A new report examining how big data research is pursued in academic contexts was released Tuesday by Ithaka S+R, a non-profit organization focused on helping the academic community use digital technologies to advance research and teaching.
The findings of the report, “Big Data Infrastructure at the Crossroads: Support Needs and Challenges for Universities,” were drawn from a partnership with librarians at more than 20 colleges and universities who conducted interviews with more than 200 faculty working across a variety of disciplines.
The report also studied methodologies, workflows, outputs and struggles confronted by big data researchers. Ithaka S+R said the report was intended to provide guidance to universities, funders and others focused on improving how institutions support big data research.
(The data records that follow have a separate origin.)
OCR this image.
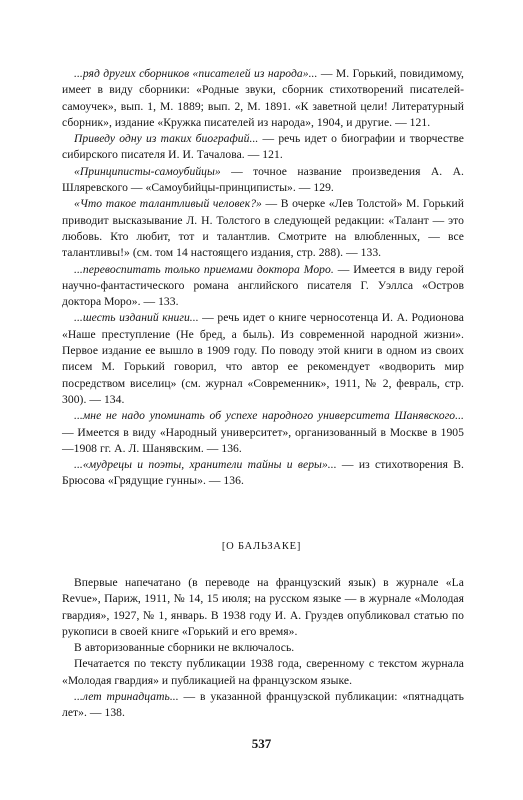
...ряд других сборников «писателей из народа»... — М. Горький, повидимому, имеет в виду сборники: «Родные звуки, сборник стихотворений писателей-самоучек», вып. 1, М. 1889; вып. 2, М. 1891. «К заветной цели! Литературный сборник», издание «Кружка писателей из народа», 1904, и другие. — 121.

Приведу одну из таких биографий... — речь идет о биографии и творчестве сибирского писателя И. И. Тачалова. — 121.

«Принциписты-самоубийцы» — точное название произведения А. А. Шляревского — «Самоубийцы-принциписты». — 129.

«Что такое талантливый человек?» — В очерке «Лев Толстой» М. Горький приводит высказывание Л. Н. Толстого в следующей редакции: «Талант — это любовь. Кто любит, тот и талантлив. Смотрите на влюбленных, — все талантливы!» (см. том 14 настоящего издания, стр. 288). — 133.

...перевоспитать только приемами доктора Моро. — Имеется в виду герой научно-фантастического романа английского писателя Г. Уэллса «Остров доктора Моро». — 133.

...шесть изданий книги... — речь идет о книге черносотенца И. А. Родионова «Наше преступление (Не бред, а быль). Из современной народной жизни». Первое издание ее вышло в 1909 году. По поводу этой книги в одном из своих писем М. Горький говорил, что автор ее рекомендует «водворить мир посредством виселиц» (см. журнал «Современник», 1911, № 2, февраль, стр. 300). — 134.

...мне не надо упоминать об успехе народного университета Шанявского... — Имеется в виду «Народный университет», организованный в Москве в 1905—1908 гг. А. Л. Шанявским. — 136.

...«мудрецы и поэты, хранители тайны и веры»... — из стихотворения В. Брюсова «Грядущие гунны». — 136.

[О БАЛЬЗАКЕ]

Впервые напечатано (в переводе на французский язык) в журнале «La Revue», Париж, 1911, № 14, 15 июля; на русском языке — в журнале «Молодая гвардия», 1927, № 1, январь. В 1938 году И. А. Груздев опубликовал статью по рукописи в своей книге «Горький и его время».

В авторизованные сборники не включалось.

Печатается по тексту публикации 1938 года, сверенному с текстом журнала «Молодая гвардия» и публикацией на французском языке.

...лет тринадцать... — в указанной французской публикации: «пятнадцать лет». — 138.

537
Big data research is usually interdisciplinary and involves practitioners who must collaborate across fields, the report asserts. But the report’s authors found that too often “divergent incentive structures, cultures, and unequal access to funding can affect disciplinary participation.” Tension has mounted as computer and data science methods have become more widely used, raising questions about how disciplinary viewpoints mesh with a trend toward machine learning, according to the report.
The report also said that managing complex data has been challenging because researchers often choose to work with existing data rather than take on the expense of generating new data.
“The work of acquiring, cleaning, and organizing data is typically the most labor-intensive aspect of big data projects,” the report said.
Another area for institutions to perfect is how they structure big data research for collaboration, including in how and when student support is used and whether local lab-based computing resources are prioritized over campus computing options, the report said.
Institutions will benefit if they do more to foster a culture that encourages formal sharing of knowledge among scholars, the report said, and if they do more to overcome concerns some researchers have over institutional review boards’ regulations not being in sync with evolving research methods. Professors and other researchers also need more formal training support for working with big data.
“Keeping up with the technological, human, and financial demands of data-intensive research is a core strategic challenge facing research universities,” the report argues. “Given the importance of big data research and the closely related issue of data sharing to researchers and stakeholders in the research system, the stakes involved in creating infrastructures capable of sustaining big data research are high.”